One young man had beautiful strokes, natural athletic smoothness, and I encouraged him to play a lot more. Then the prison champ lined up to serve against me, only to have his quite formidable serve blasted back by him in a fortuitous moment, which suggested skills on my part that are maybe still being discussed around the table at Fort Madison Prison. Fortunately I didn't have to show that I could do it again. Stop while you're ahead and all that.
Yes, for lunch I left the prison and drove south through town, looking for the old fort. I finally found the place, toured the museum, the grounds, and every building. I climbed up and looked out of the blockhouse. And somehow there was fear there, in the building. It seemed clear that this was the fear of maybe fifty soldiers, officers and wives, trapped in this fort for months.

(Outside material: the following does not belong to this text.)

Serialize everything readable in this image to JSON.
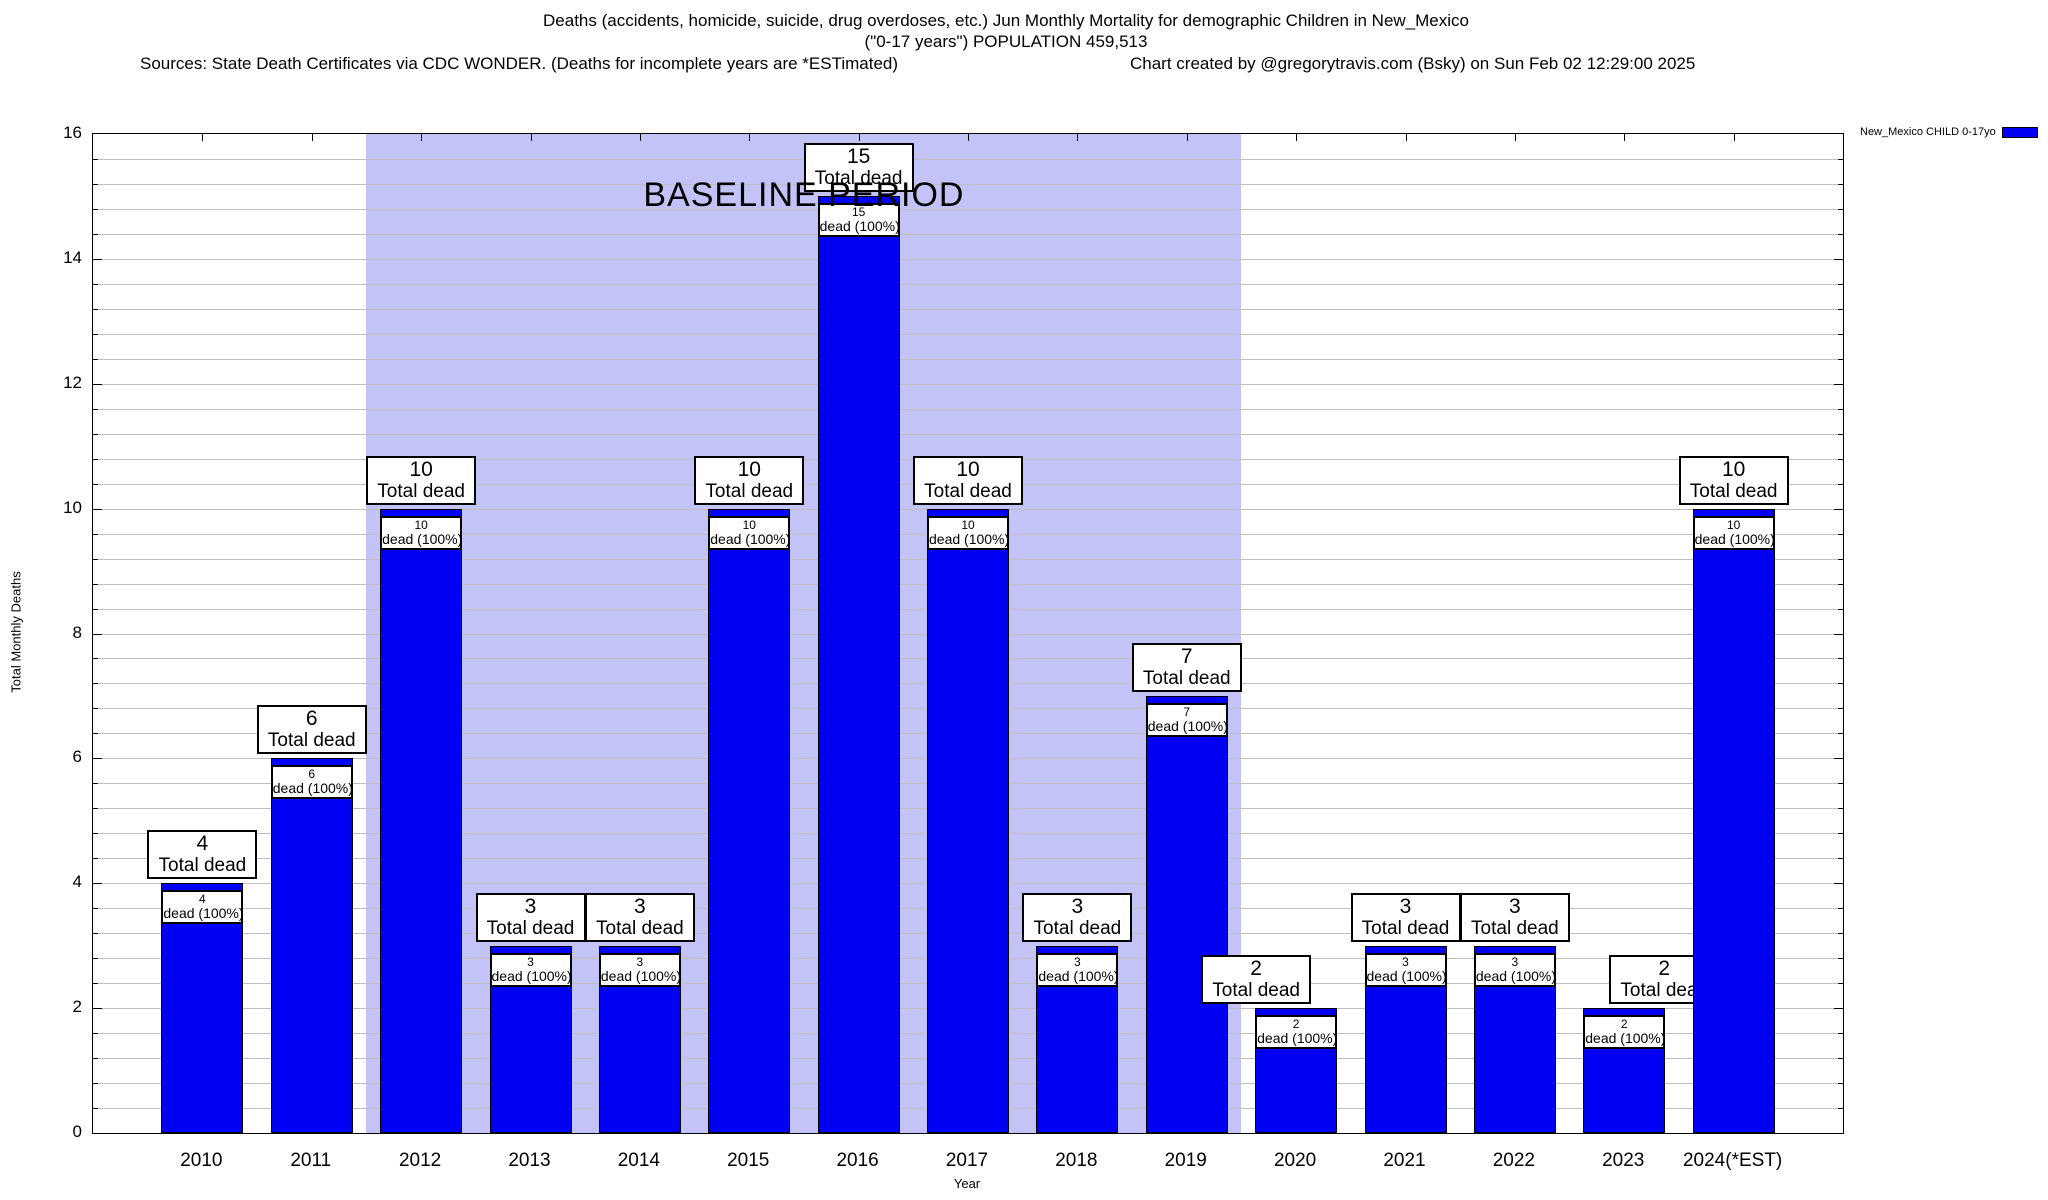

And it seemed somehow the measure of the unsuitability of these people for that place and time, that out here in the middle of a beautiful wilderness they had to wall themselves off, to bring a little replica of the walled cities of Europe with them in order to feel safe. While outside those walls, the indian ranged freely up and down the west bank of the Mississippi, attacking forts at will, protected only by a bow and arrow, an occasional gun, and a knowledge of flora, fauna, and the lay of the land of what would someday soon become Iowa.
But the fear I felt in the blockhouse might not just be the leftover, imaginary fear of the old fort's defenders, since, as the museum handouts explained, this wasn't the real fort, but a complete replica which was built elsewhere and moved to its present location and reassembled.
So the fear left over in the blockhouse might not have been the emotional ghost of a hundred and fifty year old minor skirmish in the relentless, destructive westward growth of the European version of this continent, but the collective fear of the fort replica builders, since the entire thing was built in the Fort Madison Prison yard by the residents, and when it left the prison, never to return, it was still haunted, somehow, just like me, by the time spent in prison.